BP increased its prior guidance of around $8.5 billion per year for 2025 to 2027, to an average of around $10 billion per year and is planning to bring 10 major projects online by 2027 with an eye to boost production to 2.3 million to 2.5 million b/d in 2030, up from a previously expected 2.2 million b/d in the next five years.
Chevron directed Platts to its investor day presentation where the company noted it has lowered its capital expenditure guidance and its reinvestment rate. It said its hydrocarbon production will plateau through 2040, but maintains an option to grow its output.
ExxonMobil Vice President of Global Exploration John Ardill said: "We've never taken our foot off the pedal in exploration and production."
ExxonMobil is not "capex constrained" and is focused on developing its portfolio, including its giant Stabroek block in Guyana, he said. The company plans to spend between $28 billion and $32 billion annually from 2027-2030, compared with $26 billion spent in 2024, he added.
Ardill said that the old "slow and steady" exploration approach today has been sped up with the help of better technology that translates to faster, more efficient exploration and, ultimately, faster cash flow. Competitive fiscal terms, investor protections via contract stabilization and international arbitration are crucial to attracting Exxon's capital, Ardill said. Additionally, governments and investors must be aligned on development and investment terms.

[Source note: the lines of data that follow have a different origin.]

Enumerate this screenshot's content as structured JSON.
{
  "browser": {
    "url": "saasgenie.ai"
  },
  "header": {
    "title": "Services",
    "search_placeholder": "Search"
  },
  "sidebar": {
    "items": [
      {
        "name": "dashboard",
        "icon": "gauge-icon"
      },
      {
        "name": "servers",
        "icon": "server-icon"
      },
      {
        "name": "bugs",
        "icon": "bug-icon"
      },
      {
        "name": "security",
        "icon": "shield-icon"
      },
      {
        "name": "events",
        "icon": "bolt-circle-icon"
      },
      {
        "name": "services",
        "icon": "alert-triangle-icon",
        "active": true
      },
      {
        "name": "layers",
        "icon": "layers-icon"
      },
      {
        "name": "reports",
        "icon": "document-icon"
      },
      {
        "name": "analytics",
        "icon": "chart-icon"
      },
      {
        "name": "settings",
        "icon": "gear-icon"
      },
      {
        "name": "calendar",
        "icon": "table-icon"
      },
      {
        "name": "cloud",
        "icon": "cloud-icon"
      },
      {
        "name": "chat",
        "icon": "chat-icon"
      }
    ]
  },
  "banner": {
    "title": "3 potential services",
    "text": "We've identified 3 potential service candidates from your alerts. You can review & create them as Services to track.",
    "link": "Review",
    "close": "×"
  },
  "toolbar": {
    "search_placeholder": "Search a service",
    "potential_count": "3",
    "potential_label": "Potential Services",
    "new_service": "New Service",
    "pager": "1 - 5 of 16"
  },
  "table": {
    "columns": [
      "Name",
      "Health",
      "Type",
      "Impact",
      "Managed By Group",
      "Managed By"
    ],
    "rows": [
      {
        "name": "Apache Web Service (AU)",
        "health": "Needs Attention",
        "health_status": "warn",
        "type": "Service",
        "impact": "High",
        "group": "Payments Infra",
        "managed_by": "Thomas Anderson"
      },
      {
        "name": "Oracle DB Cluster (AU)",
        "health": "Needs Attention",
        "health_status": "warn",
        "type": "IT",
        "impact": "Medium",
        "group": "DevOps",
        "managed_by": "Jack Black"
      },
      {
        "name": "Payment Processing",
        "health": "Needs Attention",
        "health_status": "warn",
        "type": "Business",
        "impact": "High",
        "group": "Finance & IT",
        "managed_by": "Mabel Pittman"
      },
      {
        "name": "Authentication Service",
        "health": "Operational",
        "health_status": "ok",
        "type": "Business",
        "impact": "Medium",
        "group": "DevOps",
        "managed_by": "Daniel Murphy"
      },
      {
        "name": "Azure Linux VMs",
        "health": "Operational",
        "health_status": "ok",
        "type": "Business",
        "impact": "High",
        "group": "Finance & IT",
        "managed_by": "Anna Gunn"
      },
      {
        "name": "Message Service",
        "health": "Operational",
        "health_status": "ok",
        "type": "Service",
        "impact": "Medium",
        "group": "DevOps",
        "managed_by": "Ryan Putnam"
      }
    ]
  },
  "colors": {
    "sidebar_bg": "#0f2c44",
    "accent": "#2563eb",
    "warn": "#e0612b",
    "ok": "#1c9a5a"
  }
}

Beyond the biggest IOCs, smaller players are also expected to increase investment, with global exploration and production spending growing 3.7% annually through 2029, according to CERA.
But with long lead times on many projects, the clock is ticking on meeting future supply needs.
"Internationally, we are expecting to see increased spending for upstream projects," Rouzbeh Fazlinejad, managing director and head of Middle East and North Africa oil & gas at Houlihan Lokey, said. "We may find ourselves in a scenario where increased capital spending does not address the supply constraints, as many of these projects take a long time to develop."